Friday 18 March 2011


Rinjani, a major volcano on Vanuata. The fiery volcanoes of the Ring of Fire, 
stretch from southernmost Chile, via Alaska and Japan, to New Zealand.

17 Mar 2011
By David Fickling and James Glynn
The Wall Street Journal 

Sydney ~ A magnitude 6.5 earthquake has struck the sea floor northwest of the Vanuatu capital of Port Vila, according to a notice from the U.S. Geological Survey, adding to jitters over tremors in the region following the quake that has devastated parts of Japan.

The notice said the earthquake, at 1:48 p.m. local time, had an epicenter 35 kilometers down, with coordinates 17.5 degrees south and 167.6 degrees east. The location is 77 kilometers northwest of Port Vila, close enough to pose some threat of a tsunami, the USGS said.

"No destructive widespread tsunami threat exists based on historical earthquake and tsunami data. However, earthquakes of this size sometimes generate local tsunamis that can be destructive along coasts located within 100km of the earthquake epicenter," the USGS said in a statement.

People in nearby Fiji said they had felt no tremors and Australia hadn't issued any warnings of a tsunami as of 2:13 p.m. local time. The Pacific islands of the Republic of Vanuatu, located about 1,750 kilometers east of northern Australia, are a popular tourist destination.

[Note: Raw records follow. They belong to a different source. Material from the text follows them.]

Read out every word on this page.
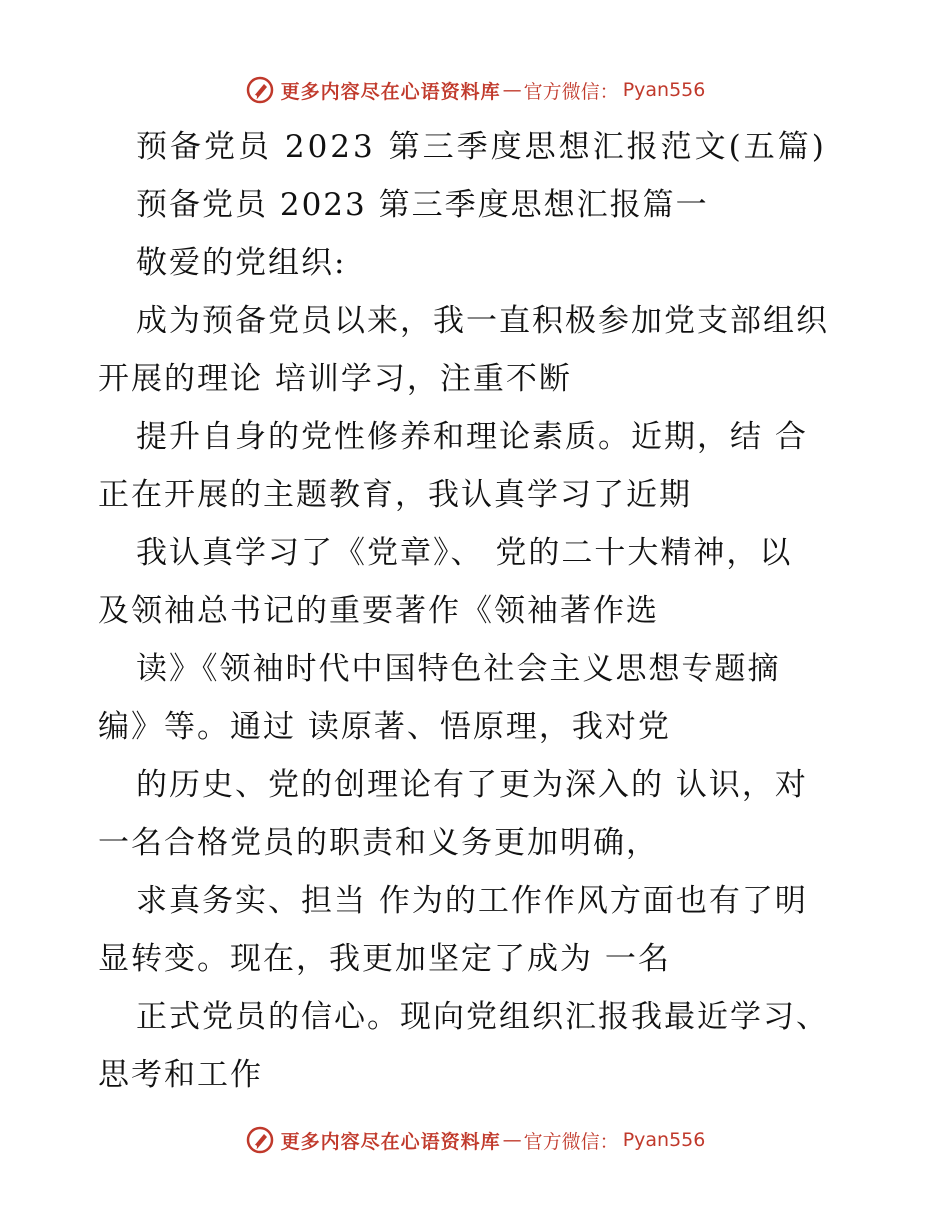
更多内容尽在心语资料库 — 官方微信： Pyan556
预备党员 2023 第三季度思想汇报范文(五篇)
预备党员 2023 第三季度思想汇报篇一
敬爱的党组织:
成为预备党员以来，我一直积极参加党支部组织
开展的理论 培训学习，注重不断
提升自身的党性修养和理论素质。近期，结 合
正在开展的主题教育，我认真学习了近期
我认真学习了《党章》、 党的二十大精神，以
及领袖总书记的重要著作《领袖著作选
读》《领袖时代中国特色社会主义思想专题摘
编》等。通过 读原著、悟原理，我对党
的历史、党的创理论有了更为深入的 认识，对
一名合格党员的职责和义务更加明确，
求真务实、担当 作为的工作作风方面也有了明
显转变。现在，我更加坚定了成为 一名
正式党员的信心。现向党组织汇报我最近学习、
思考和工作
更多内容尽在心语资料库 — 官方微信： Pyan556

Vanuatu is towards the southwestern end of the Pacific "ring of fire" which has seen several severe earthquakes over the past year, including last week's 9.0 magnitude quake off the coast of Japan, two earthquakes in the New Zealand city of Christchurch with magnitudes 7.1 and 6.3, and the 8.8 magnitude 2010 Chile earthquake.

Gideon George, manager of the Havannah Eco Lodge on the northwest coast of Vanuatu's main Efate Island, facing the earthquake's epicentre, said there had been no damage. "I felt it but there has been no damage here, no threat," he said.

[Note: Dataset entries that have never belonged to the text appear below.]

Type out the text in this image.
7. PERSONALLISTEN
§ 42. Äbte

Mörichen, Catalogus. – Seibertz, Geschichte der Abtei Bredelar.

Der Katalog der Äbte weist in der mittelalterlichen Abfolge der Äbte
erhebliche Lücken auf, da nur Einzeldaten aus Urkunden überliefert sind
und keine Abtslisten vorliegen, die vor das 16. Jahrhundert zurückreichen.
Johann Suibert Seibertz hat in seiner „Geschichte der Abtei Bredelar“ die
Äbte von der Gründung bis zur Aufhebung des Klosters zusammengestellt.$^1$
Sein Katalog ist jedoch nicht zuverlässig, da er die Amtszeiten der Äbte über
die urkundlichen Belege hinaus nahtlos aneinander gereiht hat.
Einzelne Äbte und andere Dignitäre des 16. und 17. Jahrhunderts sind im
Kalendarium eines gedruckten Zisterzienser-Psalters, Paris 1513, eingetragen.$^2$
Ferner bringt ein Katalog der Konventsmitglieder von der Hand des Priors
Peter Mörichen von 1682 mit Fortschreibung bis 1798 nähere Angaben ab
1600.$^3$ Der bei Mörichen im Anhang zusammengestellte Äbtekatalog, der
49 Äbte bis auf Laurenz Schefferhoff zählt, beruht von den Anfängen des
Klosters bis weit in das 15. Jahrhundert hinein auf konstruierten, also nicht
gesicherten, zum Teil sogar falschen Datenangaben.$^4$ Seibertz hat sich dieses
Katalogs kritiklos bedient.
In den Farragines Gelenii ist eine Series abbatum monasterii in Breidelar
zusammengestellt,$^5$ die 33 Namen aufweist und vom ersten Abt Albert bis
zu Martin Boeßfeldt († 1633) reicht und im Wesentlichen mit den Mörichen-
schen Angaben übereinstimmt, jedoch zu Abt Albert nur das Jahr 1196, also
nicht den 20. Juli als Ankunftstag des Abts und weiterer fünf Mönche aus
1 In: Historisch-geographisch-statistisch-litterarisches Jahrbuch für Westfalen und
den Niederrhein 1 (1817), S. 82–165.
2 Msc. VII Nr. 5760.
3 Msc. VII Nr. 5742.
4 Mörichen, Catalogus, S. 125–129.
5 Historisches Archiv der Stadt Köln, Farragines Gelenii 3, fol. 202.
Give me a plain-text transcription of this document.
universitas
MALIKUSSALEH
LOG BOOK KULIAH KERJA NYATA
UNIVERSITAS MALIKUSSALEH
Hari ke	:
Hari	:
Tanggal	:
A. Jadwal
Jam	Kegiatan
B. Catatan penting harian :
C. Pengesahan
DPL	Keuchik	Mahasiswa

To be sure, earthquakes are a common hazard for Vanuatu, which experienced at least three last year gauged above magnitude 7 in its nearby waters. The archipelago nation consists of about 82 islands, which are home to about 220,000 people.

"Earthquakes here are common, this wasn't exceptional," said Cheryl Beard, a resident of Vanuatu in a phone interview. "The building shook but I barely looked up from my work."